I used to be able to close my eyes and imagine a story to the sound of a classical piece. Requiems were visual epics – battles of vanguard armies on the most desolate lands I’d seen in books and on the net. When I close my eyes now, there’s a convoluted series of blurs. The veterans of battle I used to see, crisp with lines of experience drawing down their brow and mouth, are now blurs. The music is focused too much into my reality, now. A requiem blows life into my memories, vivid, excruciating life. All the horror I have culminates into each crescendo; all the heart-broken grief is palpable in one phrase.

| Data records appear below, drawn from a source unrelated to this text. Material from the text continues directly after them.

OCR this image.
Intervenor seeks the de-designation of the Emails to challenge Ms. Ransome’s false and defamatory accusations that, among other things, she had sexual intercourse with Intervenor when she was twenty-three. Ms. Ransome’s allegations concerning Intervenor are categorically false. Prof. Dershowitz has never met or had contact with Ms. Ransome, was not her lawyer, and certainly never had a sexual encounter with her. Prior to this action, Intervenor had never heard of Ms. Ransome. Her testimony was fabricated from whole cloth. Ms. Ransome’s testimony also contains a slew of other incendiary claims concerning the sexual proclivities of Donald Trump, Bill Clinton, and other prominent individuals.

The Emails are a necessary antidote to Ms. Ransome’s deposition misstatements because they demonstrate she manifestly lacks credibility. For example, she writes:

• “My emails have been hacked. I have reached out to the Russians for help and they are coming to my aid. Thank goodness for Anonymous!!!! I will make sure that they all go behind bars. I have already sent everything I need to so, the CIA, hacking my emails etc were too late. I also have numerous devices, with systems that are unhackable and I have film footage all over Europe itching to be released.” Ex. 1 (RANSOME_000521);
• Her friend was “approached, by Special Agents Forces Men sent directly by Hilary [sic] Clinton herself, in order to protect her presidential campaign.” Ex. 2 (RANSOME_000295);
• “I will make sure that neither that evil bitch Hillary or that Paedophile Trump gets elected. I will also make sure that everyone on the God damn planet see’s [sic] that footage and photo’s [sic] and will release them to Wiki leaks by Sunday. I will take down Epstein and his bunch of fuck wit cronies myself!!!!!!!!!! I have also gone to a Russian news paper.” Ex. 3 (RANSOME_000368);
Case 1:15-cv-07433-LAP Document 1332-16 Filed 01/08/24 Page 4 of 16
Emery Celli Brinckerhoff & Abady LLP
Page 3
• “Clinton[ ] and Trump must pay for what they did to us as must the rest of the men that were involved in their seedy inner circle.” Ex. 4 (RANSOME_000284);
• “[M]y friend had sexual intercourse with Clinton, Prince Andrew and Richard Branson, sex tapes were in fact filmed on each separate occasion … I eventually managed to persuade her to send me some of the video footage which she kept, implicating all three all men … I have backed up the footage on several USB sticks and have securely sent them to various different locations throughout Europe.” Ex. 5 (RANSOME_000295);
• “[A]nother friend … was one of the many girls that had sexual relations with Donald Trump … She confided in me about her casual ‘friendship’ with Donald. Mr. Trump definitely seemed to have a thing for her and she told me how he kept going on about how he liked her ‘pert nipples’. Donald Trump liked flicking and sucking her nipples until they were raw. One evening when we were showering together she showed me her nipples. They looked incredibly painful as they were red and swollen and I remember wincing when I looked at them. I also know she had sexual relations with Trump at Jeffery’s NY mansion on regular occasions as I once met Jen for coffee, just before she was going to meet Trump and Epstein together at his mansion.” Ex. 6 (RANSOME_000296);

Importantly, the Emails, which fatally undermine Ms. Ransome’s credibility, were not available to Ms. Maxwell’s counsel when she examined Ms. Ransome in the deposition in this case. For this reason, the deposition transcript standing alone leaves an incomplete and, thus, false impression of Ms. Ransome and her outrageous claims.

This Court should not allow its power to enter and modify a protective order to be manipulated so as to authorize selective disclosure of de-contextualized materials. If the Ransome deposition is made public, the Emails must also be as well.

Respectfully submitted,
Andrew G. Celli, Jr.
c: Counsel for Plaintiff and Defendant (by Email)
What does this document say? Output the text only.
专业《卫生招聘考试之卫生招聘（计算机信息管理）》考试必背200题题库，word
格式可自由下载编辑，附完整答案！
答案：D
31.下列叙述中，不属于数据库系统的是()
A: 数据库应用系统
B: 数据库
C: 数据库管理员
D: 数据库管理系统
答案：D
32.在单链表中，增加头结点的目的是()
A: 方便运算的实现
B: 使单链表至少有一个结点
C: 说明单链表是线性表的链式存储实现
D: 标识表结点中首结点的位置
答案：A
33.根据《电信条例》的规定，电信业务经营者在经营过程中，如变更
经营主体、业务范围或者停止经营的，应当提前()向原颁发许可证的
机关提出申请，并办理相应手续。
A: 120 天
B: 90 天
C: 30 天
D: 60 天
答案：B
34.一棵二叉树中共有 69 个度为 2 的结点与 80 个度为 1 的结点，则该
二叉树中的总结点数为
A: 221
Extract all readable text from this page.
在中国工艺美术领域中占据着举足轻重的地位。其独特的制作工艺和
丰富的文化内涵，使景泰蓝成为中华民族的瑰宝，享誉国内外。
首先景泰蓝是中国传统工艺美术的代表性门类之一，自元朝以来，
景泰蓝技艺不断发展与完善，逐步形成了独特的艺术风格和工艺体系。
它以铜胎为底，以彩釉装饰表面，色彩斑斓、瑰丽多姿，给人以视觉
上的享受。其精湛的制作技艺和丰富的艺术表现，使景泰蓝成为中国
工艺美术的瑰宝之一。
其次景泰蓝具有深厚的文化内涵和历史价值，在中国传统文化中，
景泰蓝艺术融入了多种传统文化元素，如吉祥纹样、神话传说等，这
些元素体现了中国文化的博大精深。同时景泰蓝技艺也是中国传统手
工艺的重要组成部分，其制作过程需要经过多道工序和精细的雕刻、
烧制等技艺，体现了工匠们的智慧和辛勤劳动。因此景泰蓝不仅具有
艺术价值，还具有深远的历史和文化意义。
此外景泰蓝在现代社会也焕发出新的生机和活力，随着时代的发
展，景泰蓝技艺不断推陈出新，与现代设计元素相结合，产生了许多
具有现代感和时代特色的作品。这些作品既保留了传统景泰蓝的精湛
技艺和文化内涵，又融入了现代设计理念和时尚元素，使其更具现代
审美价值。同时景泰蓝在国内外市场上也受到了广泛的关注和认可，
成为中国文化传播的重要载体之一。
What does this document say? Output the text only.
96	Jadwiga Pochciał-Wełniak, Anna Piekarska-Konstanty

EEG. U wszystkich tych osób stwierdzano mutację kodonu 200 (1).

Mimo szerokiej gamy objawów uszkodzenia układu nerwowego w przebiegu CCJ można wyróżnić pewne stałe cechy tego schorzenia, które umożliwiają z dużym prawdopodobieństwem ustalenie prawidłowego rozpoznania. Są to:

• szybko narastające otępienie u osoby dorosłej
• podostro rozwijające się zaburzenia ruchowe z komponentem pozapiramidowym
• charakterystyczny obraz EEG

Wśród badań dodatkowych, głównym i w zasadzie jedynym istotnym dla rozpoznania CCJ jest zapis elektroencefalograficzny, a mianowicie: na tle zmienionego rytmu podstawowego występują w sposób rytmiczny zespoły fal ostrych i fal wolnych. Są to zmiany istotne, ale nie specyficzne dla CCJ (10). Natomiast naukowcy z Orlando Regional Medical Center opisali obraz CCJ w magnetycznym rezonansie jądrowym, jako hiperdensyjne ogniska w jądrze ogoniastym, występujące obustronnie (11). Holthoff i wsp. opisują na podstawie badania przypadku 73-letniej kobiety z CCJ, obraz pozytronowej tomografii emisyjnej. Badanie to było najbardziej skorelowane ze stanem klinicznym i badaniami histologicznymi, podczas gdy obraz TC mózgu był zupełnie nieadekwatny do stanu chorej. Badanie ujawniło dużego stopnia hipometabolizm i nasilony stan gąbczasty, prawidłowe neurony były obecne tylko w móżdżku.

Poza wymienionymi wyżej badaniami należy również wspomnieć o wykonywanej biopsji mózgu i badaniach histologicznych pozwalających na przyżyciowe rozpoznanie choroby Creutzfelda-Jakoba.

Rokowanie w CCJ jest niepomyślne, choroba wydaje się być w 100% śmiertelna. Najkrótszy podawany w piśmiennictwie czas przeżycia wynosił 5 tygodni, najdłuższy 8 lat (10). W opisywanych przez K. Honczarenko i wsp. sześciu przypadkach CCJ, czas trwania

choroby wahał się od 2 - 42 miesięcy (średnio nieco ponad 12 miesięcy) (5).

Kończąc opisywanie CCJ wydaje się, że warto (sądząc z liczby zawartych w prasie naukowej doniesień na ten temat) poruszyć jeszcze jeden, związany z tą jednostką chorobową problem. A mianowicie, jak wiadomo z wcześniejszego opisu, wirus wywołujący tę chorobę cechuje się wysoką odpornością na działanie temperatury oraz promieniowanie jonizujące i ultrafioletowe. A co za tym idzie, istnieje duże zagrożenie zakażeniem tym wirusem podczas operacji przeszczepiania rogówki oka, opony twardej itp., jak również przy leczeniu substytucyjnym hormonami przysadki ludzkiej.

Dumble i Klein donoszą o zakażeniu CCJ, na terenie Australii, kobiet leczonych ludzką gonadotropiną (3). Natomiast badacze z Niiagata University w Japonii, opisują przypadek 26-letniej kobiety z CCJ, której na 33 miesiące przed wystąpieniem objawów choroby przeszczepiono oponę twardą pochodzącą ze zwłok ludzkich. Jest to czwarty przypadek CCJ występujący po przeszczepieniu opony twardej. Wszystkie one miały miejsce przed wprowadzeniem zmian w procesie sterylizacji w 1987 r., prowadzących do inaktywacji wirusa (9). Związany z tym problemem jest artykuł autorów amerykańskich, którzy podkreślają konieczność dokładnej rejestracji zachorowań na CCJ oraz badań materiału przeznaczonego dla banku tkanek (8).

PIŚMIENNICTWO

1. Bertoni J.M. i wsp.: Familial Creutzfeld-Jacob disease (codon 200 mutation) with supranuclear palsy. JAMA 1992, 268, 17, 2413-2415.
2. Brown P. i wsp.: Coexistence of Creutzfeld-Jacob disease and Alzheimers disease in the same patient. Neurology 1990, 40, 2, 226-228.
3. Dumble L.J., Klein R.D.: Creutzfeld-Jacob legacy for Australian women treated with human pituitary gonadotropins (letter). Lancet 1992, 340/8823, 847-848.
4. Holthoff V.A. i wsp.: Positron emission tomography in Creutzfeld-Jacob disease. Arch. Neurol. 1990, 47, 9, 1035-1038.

Music brings me to tears as it always has; but the tears sting, now, like acid on my tear ducts. A conscience I hear rarely is soft and gloomy: you are broken, she says, you are a broken precious thing. But if you die now, she says, you die to the anthem of precious broken minds. The last thing you hear (she whispers now, coinciding with the falter of my heart) is a sound that complements the storm of thrashing, violent sounds inside you; wouldn’t that be nice? She is tired, and so her voice through all this is soft and passive. And because the tone is naturally hers, with years of dusty red tinged inside her throat, the suggestion is unbearably sincere.
She speaks almost as clearly as Mozart.
1 comment
This is exquisite. It reminded me of Sylvia Plath’s “Alicante Lullaby”.